Девушки, которые работают в мастерской и в магазине - жительницы Берлина. Они бойки на язык, они порой резко отзываются о резкой женщине, донимающей их строгостью. И все же всегда найдется одна, которая скажет:
- Но, бог ты мой, сколько же выстрадала фрау фон Праквиц! И муж и дочь! Мы были бы не лучше на ее месте...
- Нет, не лучше. Виолете пошел семнадцатый год. Ей еще жить и жить...
- Да, - говорят врачи, - нельзя знать. Ждите и надейтесь - ничего невозможного нет, фрау фон Праквиц!
Она надеется и ждет. Припасает, копит. Все, что осталось в ней нежного, доброго, она изливает только на дочь. Мужа она вряд ли видит, он и здесь, и в то же время не здесь. Вспоминает ли она когда-нибудь о некоем господине фон Штудмане? Как далеко - как глупо!
Однажды случилось, что фрау Эва встретилась на улице с некиим господином Пагелем. Она холодно поглядела ему в глаза, не поклонилась, она смотрела сквозь него. Настолько-то она была дочерью своего отца, чтобы, наконец, раскусить этого субъекта. Он выманил у нее доверенность, он злоупотребил этой доверенностью, крупные суммы потекли в его собственный карман. Отец рассчитал ей черным по белому, сколько стоили вещи, проданные этим молодым человеком, он подытожил суммы, которые были переведены ей громадная разница! И эта разница вычтена из ее наследства!

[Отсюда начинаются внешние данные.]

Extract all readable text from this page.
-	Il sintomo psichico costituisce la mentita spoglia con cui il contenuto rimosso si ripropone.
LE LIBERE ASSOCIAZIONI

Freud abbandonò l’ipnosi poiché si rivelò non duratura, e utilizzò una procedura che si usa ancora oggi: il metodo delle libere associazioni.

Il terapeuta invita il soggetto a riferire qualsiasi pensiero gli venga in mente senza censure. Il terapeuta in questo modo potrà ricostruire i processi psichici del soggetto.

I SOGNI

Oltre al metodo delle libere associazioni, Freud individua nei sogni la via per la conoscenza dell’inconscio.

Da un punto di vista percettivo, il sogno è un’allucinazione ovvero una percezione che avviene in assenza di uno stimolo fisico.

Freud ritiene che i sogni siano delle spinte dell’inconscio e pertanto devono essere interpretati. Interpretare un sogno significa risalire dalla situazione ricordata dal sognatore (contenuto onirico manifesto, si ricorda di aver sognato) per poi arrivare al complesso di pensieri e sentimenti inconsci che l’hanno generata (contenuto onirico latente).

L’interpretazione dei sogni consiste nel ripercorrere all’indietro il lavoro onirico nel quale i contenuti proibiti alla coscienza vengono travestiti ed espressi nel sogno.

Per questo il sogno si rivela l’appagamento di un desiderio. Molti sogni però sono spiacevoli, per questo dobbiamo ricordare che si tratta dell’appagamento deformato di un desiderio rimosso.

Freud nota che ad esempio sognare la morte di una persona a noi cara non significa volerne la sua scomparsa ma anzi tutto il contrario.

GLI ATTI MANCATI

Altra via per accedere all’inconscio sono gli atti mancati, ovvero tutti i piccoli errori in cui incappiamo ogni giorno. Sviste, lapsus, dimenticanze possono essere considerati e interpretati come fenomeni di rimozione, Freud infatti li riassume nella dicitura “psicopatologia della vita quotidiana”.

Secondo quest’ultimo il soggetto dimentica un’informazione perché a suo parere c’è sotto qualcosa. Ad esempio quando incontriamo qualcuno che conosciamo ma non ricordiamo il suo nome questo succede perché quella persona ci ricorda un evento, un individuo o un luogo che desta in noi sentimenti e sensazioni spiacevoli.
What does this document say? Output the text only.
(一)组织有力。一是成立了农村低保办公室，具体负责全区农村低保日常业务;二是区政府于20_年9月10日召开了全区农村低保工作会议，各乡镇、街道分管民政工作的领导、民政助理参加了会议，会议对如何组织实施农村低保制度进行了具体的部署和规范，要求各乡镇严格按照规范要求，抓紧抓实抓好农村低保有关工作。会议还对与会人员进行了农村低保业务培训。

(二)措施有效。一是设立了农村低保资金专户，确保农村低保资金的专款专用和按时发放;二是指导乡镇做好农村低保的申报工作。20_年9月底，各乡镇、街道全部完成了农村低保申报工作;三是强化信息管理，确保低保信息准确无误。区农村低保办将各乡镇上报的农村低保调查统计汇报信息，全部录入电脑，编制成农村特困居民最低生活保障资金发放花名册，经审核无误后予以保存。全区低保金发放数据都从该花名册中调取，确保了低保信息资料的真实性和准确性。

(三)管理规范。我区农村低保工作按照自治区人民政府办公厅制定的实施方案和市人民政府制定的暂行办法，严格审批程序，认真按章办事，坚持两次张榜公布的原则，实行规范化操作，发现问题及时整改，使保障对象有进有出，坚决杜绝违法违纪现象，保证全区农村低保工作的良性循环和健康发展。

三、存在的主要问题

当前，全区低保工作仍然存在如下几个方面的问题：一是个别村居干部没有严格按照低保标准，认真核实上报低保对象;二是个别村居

Да, она помнит еще кое-что, она хорошо помнит: у этого Пагеля есть расписка от нее на две тысячи марок. Пусть себе хранит ее, она никогда не погасит этого долга - пусть эта записка напоминает ему все то плохое, что он ей причинил!
Он казался таким юным, таким преданным, таким порядочным. Нельзя верить юности, преданности, порядочности. Все друг друга надувают, она сегодня вечером еще раз проверит кассу. Фройляйн Дегелов щеголяет в новых шелковых чулках. Возможно, у нее есть друг, а возможно, она запускает руку в кассу. Будь настороже!
5. АМАНДА БАКС ОТВЕРГАЕТ ЖЕНИХА
- Заходите, молодой человек, заходите на чистую половину. Конечно, Аманда там! А где же ей быть? - громко и весело восклицала фрау Крупас. И украдкой шепнула: - Будьте сегодня поласковей с ней, она получила извещение о смерти своего бывшего дружка.
- Умер наконец? - обрадовался молодой человек. - Ну, слава тебе господи!
- Да побойтесь вы бога! Нельзя же быть таким бессердечным, господин Шульце! Хоть это и был сущий пес, она все же горюет.
- Здорово, Аманда! - сказал молодой человек, господин Шульце, шофер бумажной фабрики Корте и Кертиг. Но он не зашел на чистую половину. Он зашел в кухню, где Аманда Бакс еще убирала посуду.
- Что это у вас было на завтрак? Копченая селедка? Кто же в такую жару ест рыбу - она быстро портится.
- Вот еще глупости! Она же копченая, - возразила Крупас.
- Не прикидывайся, Шульце, - сказала Аманда, - будто ничего не знаешь. Слышала я, как она шушукалась с тобой у дверей. Да, умер мой Гензекен - и хотя он и был негодяй, а по-своему любил меня такой, какой я тогда была: нищей, без роду, без племени, а не правой рукой тетушки Крупас.
- Если ты думаешь, Аманда, что я тебя из-за того...
- Ну, кто это говорит? О тебе разве речь? - рассердилась Аманда и так порывисто бросила в лохань медную губку, что она зазвенела. - Вам, мужчинам, всегда кажется, что только про вас и говорят. Нет, я говорила о моем Мейере, сердце у меня болит, не могу я забыть, что он и умер как негодяй. Его убили в Пирмазенсе, в окружном управлении, - он был сепаратист - всегда с французами и против немцев, совсем так, как в Нейлоэ, где я ему за это влепила пощечину.
- В Пирмазенсе, - смущенно сказал господин Шульце. - Так ведь это тоже не вчера было...
- Двенадцатого февраля это было, добрых четыре месяца прошло. Но он ведь попросту был Мейер и ничего больше, да и меня не сразу разыскали, вот оно и затянулось, пока меня известили. У него в бумажнике нашли записку, где было сказано, что я его невеста...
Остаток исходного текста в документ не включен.